The recontextualized articulation of the central message of Christian salvation is well under way. Scripture scholars like Ray Brown, Joe Fitzmyer, John Meier and Eugene La Verdiere have shown us how faith develops and its articulation grows. As Jesus became larger than life in the belief of the early Christian communities they told larger than life stories. Under their guidance the scriptures make sense.
Karen Armstrong has lucidly shown the distinction between logical and mythological discourse. If you want to have meaningful faith conversation in the modern world you must understand the power and meaning of myth.

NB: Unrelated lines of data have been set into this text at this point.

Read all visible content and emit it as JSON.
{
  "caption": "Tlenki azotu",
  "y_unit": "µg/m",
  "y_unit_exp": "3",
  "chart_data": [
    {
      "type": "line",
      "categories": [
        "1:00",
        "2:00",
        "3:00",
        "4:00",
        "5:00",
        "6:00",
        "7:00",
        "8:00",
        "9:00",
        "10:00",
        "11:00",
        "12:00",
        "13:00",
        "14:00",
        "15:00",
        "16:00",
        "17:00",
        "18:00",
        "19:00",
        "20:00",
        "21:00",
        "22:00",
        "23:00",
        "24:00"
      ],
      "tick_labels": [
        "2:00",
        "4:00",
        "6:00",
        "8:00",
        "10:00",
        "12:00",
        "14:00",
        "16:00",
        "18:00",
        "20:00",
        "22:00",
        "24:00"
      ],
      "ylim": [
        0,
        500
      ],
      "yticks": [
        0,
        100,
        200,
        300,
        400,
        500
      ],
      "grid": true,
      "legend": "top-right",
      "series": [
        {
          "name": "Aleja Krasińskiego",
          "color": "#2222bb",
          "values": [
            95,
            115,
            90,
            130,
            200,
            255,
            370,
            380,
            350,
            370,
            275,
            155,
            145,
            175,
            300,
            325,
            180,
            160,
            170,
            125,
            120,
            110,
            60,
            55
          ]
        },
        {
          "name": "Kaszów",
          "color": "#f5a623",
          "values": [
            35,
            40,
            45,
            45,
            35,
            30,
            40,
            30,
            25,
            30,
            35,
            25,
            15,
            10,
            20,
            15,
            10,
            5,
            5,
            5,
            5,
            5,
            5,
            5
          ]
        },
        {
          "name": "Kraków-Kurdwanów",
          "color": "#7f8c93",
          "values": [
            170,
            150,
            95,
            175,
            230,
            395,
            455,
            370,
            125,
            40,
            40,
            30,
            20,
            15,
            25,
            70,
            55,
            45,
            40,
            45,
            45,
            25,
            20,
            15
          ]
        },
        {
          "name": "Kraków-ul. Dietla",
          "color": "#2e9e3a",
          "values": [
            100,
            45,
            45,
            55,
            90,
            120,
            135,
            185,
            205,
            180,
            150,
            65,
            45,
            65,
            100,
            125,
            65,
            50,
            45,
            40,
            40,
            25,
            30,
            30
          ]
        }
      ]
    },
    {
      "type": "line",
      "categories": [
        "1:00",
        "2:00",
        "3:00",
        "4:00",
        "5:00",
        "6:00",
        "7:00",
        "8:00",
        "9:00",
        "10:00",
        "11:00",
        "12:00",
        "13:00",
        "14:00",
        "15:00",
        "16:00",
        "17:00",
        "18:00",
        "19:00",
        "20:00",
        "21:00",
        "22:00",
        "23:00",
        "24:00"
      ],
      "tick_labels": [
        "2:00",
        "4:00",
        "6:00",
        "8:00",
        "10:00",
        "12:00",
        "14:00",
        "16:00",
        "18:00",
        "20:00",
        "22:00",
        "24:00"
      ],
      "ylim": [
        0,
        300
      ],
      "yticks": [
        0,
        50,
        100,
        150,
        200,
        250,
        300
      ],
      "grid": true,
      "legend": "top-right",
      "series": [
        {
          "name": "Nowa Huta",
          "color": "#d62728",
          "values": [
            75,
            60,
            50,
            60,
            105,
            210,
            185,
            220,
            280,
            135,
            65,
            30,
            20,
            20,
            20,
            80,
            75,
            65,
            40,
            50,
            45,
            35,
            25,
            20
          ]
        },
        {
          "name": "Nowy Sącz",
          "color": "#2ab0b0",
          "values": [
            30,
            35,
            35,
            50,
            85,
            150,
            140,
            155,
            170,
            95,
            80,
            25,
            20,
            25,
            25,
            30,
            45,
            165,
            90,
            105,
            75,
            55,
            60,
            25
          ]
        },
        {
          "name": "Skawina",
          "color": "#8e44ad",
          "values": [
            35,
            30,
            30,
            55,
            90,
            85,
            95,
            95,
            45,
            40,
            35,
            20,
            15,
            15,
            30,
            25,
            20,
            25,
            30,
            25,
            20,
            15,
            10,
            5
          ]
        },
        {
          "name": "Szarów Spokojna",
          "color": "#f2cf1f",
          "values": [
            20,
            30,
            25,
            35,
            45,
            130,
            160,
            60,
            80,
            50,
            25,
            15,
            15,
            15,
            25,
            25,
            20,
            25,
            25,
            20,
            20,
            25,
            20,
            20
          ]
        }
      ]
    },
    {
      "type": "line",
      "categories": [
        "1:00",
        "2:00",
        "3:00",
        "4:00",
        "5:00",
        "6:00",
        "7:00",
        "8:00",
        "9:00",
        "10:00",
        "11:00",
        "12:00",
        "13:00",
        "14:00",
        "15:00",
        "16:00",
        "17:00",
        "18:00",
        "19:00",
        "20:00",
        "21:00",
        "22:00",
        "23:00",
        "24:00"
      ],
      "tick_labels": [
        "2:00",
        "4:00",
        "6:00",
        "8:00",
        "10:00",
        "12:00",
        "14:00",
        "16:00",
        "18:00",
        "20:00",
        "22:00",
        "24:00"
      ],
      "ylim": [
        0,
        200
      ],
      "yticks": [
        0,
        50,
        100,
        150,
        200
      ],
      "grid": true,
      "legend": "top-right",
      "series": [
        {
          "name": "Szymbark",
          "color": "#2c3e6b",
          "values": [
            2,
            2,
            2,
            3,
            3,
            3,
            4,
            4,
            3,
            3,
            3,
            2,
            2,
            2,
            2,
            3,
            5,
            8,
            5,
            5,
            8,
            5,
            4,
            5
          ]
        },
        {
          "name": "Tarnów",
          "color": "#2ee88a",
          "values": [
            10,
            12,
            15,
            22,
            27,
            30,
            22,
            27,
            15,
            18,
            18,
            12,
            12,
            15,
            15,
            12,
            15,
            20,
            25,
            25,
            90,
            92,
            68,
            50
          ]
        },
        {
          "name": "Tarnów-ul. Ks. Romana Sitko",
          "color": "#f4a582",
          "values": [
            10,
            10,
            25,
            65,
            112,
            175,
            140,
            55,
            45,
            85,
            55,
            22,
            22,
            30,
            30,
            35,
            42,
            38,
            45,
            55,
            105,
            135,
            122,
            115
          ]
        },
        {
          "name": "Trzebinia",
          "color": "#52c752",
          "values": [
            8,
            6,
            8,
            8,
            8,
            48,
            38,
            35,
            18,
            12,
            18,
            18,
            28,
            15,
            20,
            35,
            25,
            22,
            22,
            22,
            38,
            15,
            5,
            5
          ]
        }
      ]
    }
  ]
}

Theologians like Roger Lenaers and Roger Haight rearticulate the core of Christian theology in a way which is credible in the modern world. Michael Morwood and Philip Kennedy have done a fine job of popularizing this recontextualized theology. But their efforts are not appreciated by Rome. Haight has been silenced. Tissa Balasurya and Jaques Dupuis were both pursued by the CDF for recontextualizing Christian faith in the face of religious pluralism.
The Catholic Church had a great chance to meet this challenge at the start of the 20th century. The response was Pius X’s campaign against modernism with mind-numbing results. We were not alone. At about the same time the US protestants answered the challenge with their fundamentalist tracts. We got another chance with Vatican II and Gaudium et Spes. The non-converted curial remnant got busy and won the post-conciliar battle especially under John Paul II. Gaudium et Spes was dismantled. The result is our unpreparedness for the current collapse. It is now the 11th hour. The matter is urgent.
It is precisely because so many priests have taken steps along this recontextualizing path that they are in disagreement with Roman policy as it recycles the old confessional model. Many priests have already very thoughtfully modified their pastoral practice. They are already recontextualizing their own faith journey. They have replaced the simplistic faith of their youth with a more fluid faith borne out of experience, more mature and reflective appreciation of the scriptures and a more vital, dynamic theology.
Our promise of loyalty was made to the Church in the person of the bishop. If the bishop is wrong, a loyal priest speaks up. In the light of relentless alienating Roman policy, made acutely specific in the current imposition of the defective translation of the liturgy, we have the responsibility not only to speak up but to act.
i don't like churches i think this not those place where i want speak with God!
Posted by: online writing | May 10, 2011 at 09:06 PM
read anglican uncle monty's blog piece on his eminence cardinal pell at
http://thebiggerissue.org/
best, john lenhart.
ps. it's the cardinal's 70th birthday today, too!
Posted by: john lenhart | June 09, 2011 at 01:34 AM
ay. Scripture scholars like Ray Brown, Joe Fitzmyer, John Meier and Eugene La Verdiere have shown us how faith develops and its articulation grows. As Jesus became larger than life in the belief of the early Christian communities they told larger than life stories. Under their guidance the scriptures make sense.